Description Michael Hinton 2021-05-04 15:02:13 MDT
It might be good if Slurm automatically sets CUDA_​DEVICE_​ORDER=PCI_BUS_ID as a convenience to make sure that CUDA applications are guaranteed to have the same GPU order as NVML/nvidia-smi (and eventually Slurm, pending progress in bug 10933).

Things we still need to think through:

1) Should setting CUDA_​DEVICE_​ORDER=PCI_BUS_ID be done automatically whenever any GPU is requested? Or only when AutoDetect=nvml is specified? I think the former makes the most sense.

2) Would there be any case where a user would want to override CUDA_​DEVICE_​ORDER to *not* be PCI_BUS_ID? If so, maybe we would need to check if it was set to anything else first before we blindly set it, and maybe emit a warning about it if it's set to something else.

See bug 10827 comment 83 for more context.
Comment 1 Michael Hinton 2022-01-26 16:42:47 MST
Hey Kilian,

We are going to go ahead and leave CUDA_DEVICE_ORDER alone.
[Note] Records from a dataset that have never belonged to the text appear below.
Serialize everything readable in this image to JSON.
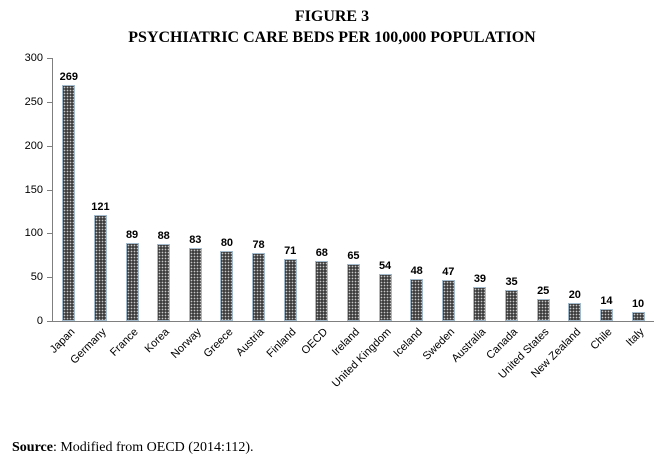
{
  "title": {
    "line1": "FIGURE 3",
    "line2": "PSYCHIATRIC CARE BEDS PER 100,000 POPULATION"
  },
  "source": {
    "label": "Source",
    "text": ": Modified from OECD (2014:112)."
  },
  "chart_data": {
    "type": "bar",
    "title": "PSYCHIATRIC CARE BEDS PER 100,000 POPULATION",
    "categories": [
      "Japan",
      "Germany",
      "France",
      "Korea",
      "Norway",
      "Greece",
      "Austria",
      "Finland",
      "OECD",
      "Ireland",
      "United Kingdom",
      "Iceland",
      "Sweden",
      "Australia",
      "Canada",
      "United States",
      "New Zealand",
      "Chile",
      "Italy"
    ],
    "values": [
      269,
      121,
      89,
      88,
      83,
      80,
      78,
      71,
      68,
      65,
      54,
      48,
      47,
      39,
      35,
      25,
      20,
      14,
      10
    ],
    "xlabel": "",
    "ylabel": "",
    "ylim": [
      0,
      300
    ],
    "y_ticks": [
      0,
      50,
      100,
      150,
      200,
      250,
      300
    ],
    "grid": false,
    "legend": false,
    "data_labels": true,
    "bar_fill": "#3f3f3f",
    "bar_border": "#a3bacd"
  }
}
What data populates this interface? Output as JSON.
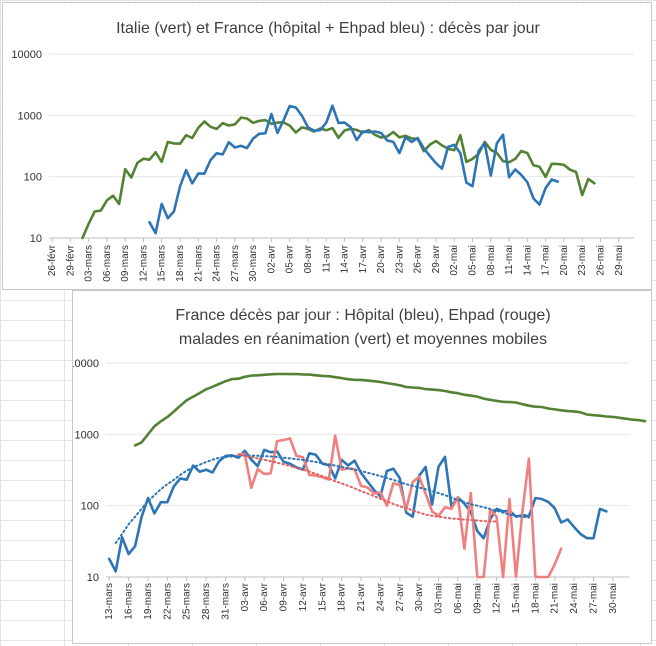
{
  "chart_data": [
    {
      "type": "line",
      "title": "Italie (vert) et France (hôpital + Ehpad bleu) : décès par jour",
      "yscale": "log",
      "ylim": [
        10,
        10000
      ],
      "yticks": [
        "10",
        "100",
        "1000",
        "10000"
      ],
      "ytick_values": [
        10,
        100,
        1000,
        10000
      ],
      "xticks": [
        "26-févr",
        "29-févr",
        "03-mars",
        "06-mars",
        "09-mars",
        "12-mars",
        "15-mars",
        "18-mars",
        "21-mars",
        "24-mars",
        "27-mars",
        "30-mars",
        "02-avr",
        "05-avr",
        "08-avr",
        "11-avr",
        "14-avr",
        "17-avr",
        "20-avr",
        "23-avr",
        "26-avr",
        "29-avr",
        "02-mai",
        "05-mai",
        "08-mai",
        "11-mai",
        "14-mai",
        "17-mai",
        "20-mai",
        "23-mai",
        "26-mai",
        "29-mai"
      ],
      "series": [
        {
          "color": "#548235",
          "start_day": 5,
          "values": [
            10,
            17,
            27,
            28,
            41,
            49,
            36,
            133,
            97,
            168,
            196,
            189,
            250,
            175,
            368,
            349,
            345,
            475,
            427,
            627,
            793,
            651,
            601,
            743,
            683,
            712,
            919,
            889,
            756,
            812,
            837,
            727,
            760,
            766,
            681,
            525,
            636,
            604,
            542,
            610,
            570,
            619,
            431,
            566,
            602,
            578,
            525,
            575,
            482,
            433,
            454,
            534,
            437,
            464,
            420,
            415,
            260,
            333,
            382,
            323,
            285,
            269,
            474,
            174,
            195,
            236,
            369,
            274,
            243,
            179,
            172,
            195,
            262,
            242,
            153,
            145,
            99,
            162,
            161,
            156,
            130,
            119,
            50,
            92,
            78
          ]
        },
        {
          "color": "#2e75b6",
          "start_day": 16,
          "values": [
            18,
            12,
            36,
            21,
            27,
            69,
            128,
            78,
            112,
            112,
            186,
            240,
            231,
            365,
            299,
            319,
            292,
            418,
            499,
            509,
            1053,
            518,
            833,
            1417,
            1341,
            987,
            635,
            561,
            574,
            762,
            1438,
            753,
            761,
            642,
            395,
            547,
            531,
            544,
            516,
            389,
            369,
            242,
            437,
            367,
            427,
            289,
            218,
            166,
            135,
            306,
            330,
            243,
            80,
            70,
            263,
            348,
            104,
            351,
            483,
            98,
            131,
            107,
            81,
            44,
            35,
            65,
            90,
            83
          ]
        }
      ]
    },
    {
      "type": "line",
      "title": "France décès par jour : Hôpital (bleu), Ehpad (rouge)",
      "subtitle": "malades en réanimation (vert) et moyennes mobiles",
      "yscale": "log",
      "ylim": [
        10,
        10000
      ],
      "yticks": [
        "10",
        "100",
        "1000",
        "10000"
      ],
      "ytick_values": [
        10,
        100,
        1000,
        10000
      ],
      "xticks": [
        "13-mars",
        "16-mars",
        "19-mars",
        "22-mars",
        "25-mars",
        "28-mars",
        "31-mars",
        "03-avr",
        "06-avr",
        "09-avr",
        "12-avr",
        "15-avr",
        "18-avr",
        "21-avr",
        "24-avr",
        "27-avr",
        "30-avr",
        "03-mai",
        "06-mai",
        "09-mai",
        "12-mai",
        "15-mai",
        "18-mai",
        "21-mai",
        "24-mai",
        "27-mai",
        "30-mai"
      ],
      "series": [
        {
          "color": "#548235",
          "start_day": 4,
          "values": [
            699,
            771,
            1002,
            1297,
            1525,
            1746,
            2080,
            2516,
            3001,
            3375,
            3787,
            4273,
            4632,
            5072,
            5565,
            5940,
            6017,
            6399,
            6662,
            6723,
            6838,
            6948,
            7004,
            7019,
            6991,
            7008,
            6927,
            6874,
            6730,
            6589,
            6539,
            6321,
            6134,
            5920,
            5820,
            5789,
            5668,
            5566,
            5423,
            5220,
            5053,
            4861,
            4608,
            4541,
            4470,
            4303,
            4233,
            4173,
            4044,
            3882,
            3769,
            3578,
            3487,
            3384,
            3173,
            3050,
            2943,
            2861,
            2831,
            2793,
            2641,
            2521,
            2439,
            2417,
            2305,
            2239,
            2171,
            2114,
            2099,
            2034,
            1896,
            1853,
            1827,
            1781,
            1757,
            1703,
            1659,
            1608,
            1581,
            1530
          ]
        },
        {
          "color": "#2e75b6",
          "start_day": 0,
          "values": [
            18,
            12,
            36,
            21,
            27,
            69,
            128,
            78,
            112,
            112,
            186,
            240,
            231,
            365,
            299,
            319,
            292,
            418,
            499,
            509,
            471,
            588,
            441,
            357,
            605,
            561,
            574,
            412,
            387,
            343,
            320,
            544,
            516,
            389,
            369,
            242,
            437,
            367,
            427,
            289,
            218,
            166,
            135,
            306,
            330,
            243,
            80,
            70,
            263,
            348,
            104,
            351,
            483,
            98,
            131,
            107,
            81,
            44,
            35,
            65,
            90,
            83,
            85,
            70,
            74,
            71,
            128,
            124,
            113,
            92,
            58,
            64,
            50,
            40,
            35,
            35,
            90,
            83
          ]
        },
        {
          "color": "#f08080",
          "start_day": 20,
          "values": [
            520,
            532,
            178,
            326,
            279,
            283,
            804,
            832,
            874,
            498,
            480,
            270,
            264,
            250,
            233,
            958,
            320,
            332,
            325,
            189,
            180,
            148,
            154,
            100,
            206,
            194,
            89,
            215,
            254,
            148,
            83,
            72,
            95,
            90,
            132,
            25,
            150,
            10,
            8,
            88,
            70,
            10,
            124,
            8,
            85,
            456,
            8,
            8,
            10,
            15,
            25
          ]
        },
        {
          "color": "#2e75b6",
          "style": "dotted",
          "trend": true,
          "start_day": 1,
          "values": [
            30,
            40,
            55,
            70,
            90,
            115,
            140,
            170,
            200,
            230,
            270,
            310,
            345,
            375,
            410,
            440,
            470,
            480,
            490,
            500,
            505,
            505,
            500,
            495,
            490,
            480,
            470,
            460,
            450,
            440,
            425,
            410,
            395,
            380,
            365,
            350,
            335,
            320,
            305,
            290,
            275,
            260,
            245,
            230,
            215,
            200,
            190,
            180,
            170,
            160,
            150,
            140,
            130,
            120,
            112,
            105,
            100,
            95,
            90,
            85,
            80,
            75,
            72,
            70,
            68
          ]
        },
        {
          "color": "#e06060",
          "style": "dotted",
          "trend": true,
          "start_day": 20,
          "values": [
            520,
            500,
            480,
            460,
            440,
            420,
            400,
            380,
            360,
            340,
            320,
            300,
            280,
            260,
            240,
            220,
            205,
            190,
            175,
            160,
            148,
            136,
            125,
            115,
            106,
            98,
            92,
            86,
            80,
            75,
            72,
            70,
            68,
            66,
            65,
            64,
            63,
            62,
            61,
            60,
            60
          ]
        }
      ]
    }
  ]
}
How this is set probably won't matter in most cases, and in the cases where it could matter, we have this documented:

"For this numbering to match the numbering reported by CUDA, the CUDA_DEVICE_ORDER environmental variable must be set to CUDA_DEVICE_ORDER=PCI_BUS_ID." 

The CUDA documentation also states that there are two possible values for CUDA_DEVICE_ORDER - FASTEST_FIRST and PCI_BUS_ID - and that the default is FASTEST_FIRST. See https://docs.nvidia.com/cuda/cuda-c-programming-guide/index.html#env-vars.

So we are going to err on the side of flexibility and backwards compatibility and leave it up to the CUDA application developer to change CUDA_DEVICE_ORDER. Of course, if you have a compelling counterpoint, feel free to elaborate.

Thanks!
-Michael